The Quebec government wants to prevent this loophole from flooding the English school system with ineligible children. Lawyer Brent Tyler disputes the government’s fears. “This is such a small portion of the overall figures of English students. The French language I hardly threatened by a few hundred kids.”
According to figures released by the Quebec Ministry of Education, students using the exemption to get around the law account for a fraction of one percent of students in the Quebec education system. English students account for 11% of all children in elementary and secondary schools in Quebec. Of that 11%, less than 2% of students are affected by this change.
For Brent Tyler, this is a rights issue. “We see scenarios where families have to move away to prevent their children from failing school.” Among the case’s 130 appellants, one child was forced to switch from English to French school between elementary and secondary school. In English school he was a straight-A student. He failed grade seven and has seen his grades plummet.
Tyler questions whom the government is trying to help here. “This is ridiculous. The bureaucracy is affecting the academic future of some of these kids.”
Once the ruling comes down this spring, hundreds of Quebec families are hoping to have a little bit more control over their children’s education.
Alexia Silvestri began Kindergarten just after her fifth birthday in September. She is adapting quickly to the French environment and is doing well at school. Veronica would transfer her to English private school for one year if she had the option.
“She has many more opportunities with the English language credentials. I do not want my daughter to be educated as a unilingual francophone. They do not teach English in French schools like they teach French in English schools.”
The public school Veronica is looking to eventually send her daughter to is East Hill in the East End of Montreal. It is a school that teaches Grades 1-3 in French and Grades 4-6 in 50-50 French English Immersion. The school is only open to students eligible for English education.
“I find it silly that I have to get Alexia eligible for an English school to send her to an elementary school that is 75% French.”
French schools only offer one hour of English education until Grade 4, where it increases to four hours of education per week. Many parents fear their children will not know enough English to enter the workforce in Montreal.

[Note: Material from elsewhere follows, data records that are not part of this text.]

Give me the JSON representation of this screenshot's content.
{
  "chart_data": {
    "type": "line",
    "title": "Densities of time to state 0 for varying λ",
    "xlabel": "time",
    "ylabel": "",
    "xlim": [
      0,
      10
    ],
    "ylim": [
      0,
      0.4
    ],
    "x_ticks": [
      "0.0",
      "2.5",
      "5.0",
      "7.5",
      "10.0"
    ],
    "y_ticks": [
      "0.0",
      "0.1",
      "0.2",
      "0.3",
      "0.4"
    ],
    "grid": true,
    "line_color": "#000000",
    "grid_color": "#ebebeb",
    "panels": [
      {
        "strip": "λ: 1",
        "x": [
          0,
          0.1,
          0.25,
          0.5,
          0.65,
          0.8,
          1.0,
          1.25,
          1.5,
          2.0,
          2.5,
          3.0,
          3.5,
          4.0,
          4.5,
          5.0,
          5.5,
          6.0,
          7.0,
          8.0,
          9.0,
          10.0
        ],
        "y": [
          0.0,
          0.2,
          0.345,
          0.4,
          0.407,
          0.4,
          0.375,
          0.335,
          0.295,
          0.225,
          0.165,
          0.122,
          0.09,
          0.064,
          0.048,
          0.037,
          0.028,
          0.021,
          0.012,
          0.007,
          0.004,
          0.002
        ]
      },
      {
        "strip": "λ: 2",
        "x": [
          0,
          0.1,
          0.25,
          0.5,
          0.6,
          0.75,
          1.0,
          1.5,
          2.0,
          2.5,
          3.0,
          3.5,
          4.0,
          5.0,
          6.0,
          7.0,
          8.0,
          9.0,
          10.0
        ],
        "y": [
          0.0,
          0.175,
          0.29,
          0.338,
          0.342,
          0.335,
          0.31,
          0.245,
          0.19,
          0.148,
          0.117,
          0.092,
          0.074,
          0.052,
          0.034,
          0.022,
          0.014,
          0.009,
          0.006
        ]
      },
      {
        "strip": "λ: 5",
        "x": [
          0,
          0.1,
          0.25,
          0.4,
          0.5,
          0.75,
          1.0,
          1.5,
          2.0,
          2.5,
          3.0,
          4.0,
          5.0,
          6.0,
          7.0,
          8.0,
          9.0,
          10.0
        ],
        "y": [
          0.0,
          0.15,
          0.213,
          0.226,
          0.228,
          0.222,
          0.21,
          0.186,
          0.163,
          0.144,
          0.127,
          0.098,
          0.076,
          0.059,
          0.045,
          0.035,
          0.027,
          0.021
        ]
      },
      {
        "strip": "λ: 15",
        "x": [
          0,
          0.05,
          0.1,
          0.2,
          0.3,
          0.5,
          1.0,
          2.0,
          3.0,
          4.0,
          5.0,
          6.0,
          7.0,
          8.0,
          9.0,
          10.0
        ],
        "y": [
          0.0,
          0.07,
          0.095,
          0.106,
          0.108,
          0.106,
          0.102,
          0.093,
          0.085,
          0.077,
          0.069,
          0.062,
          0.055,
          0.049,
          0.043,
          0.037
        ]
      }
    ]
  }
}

“Where I work now, you need to be bilingual. We deal with American clients as well as other companies in English Canada. Speaking both languages is the key to getting a good job here. I want to help out my daughter as much as possible.”
Once the decision is made by the Supreme Court of Canada, it is expected to be final. The section of the Canadian Charter of Rights and Freedoms that protects minority language education in Canada cannot be superceded by the not-withstanding clause.
“The Quebec government would be sent back to the drawing board and have to come up with a new law,” Tyler says. The fear from many activists in the English community in Montreal is that the government will draft legislation similar to the last one and kick off another seven year legal marathon through the courts.
“These families deserve better than this. I hope if they try anything similar to Bill 104, we will be able to convince the court to let the old law stand until it is debated,” states Tyler. “Only 25 families are left. They just want to move on.”
Veronica Silvestri will accept either outcome. She just wants a decision. “I want to know what my daughter’s future is. I guess it is a mother’s instinct.”
Frank Valenti also wants his neighbour to go to school with her best friend. “It would be nice to have Alexia in my daughter’s class. They speak to each other all the time. English or French, school is where you learn about life and nobody should be able to take that away. I hope I don’t have to go back and get my signs and start another riot. All we can do is wait.”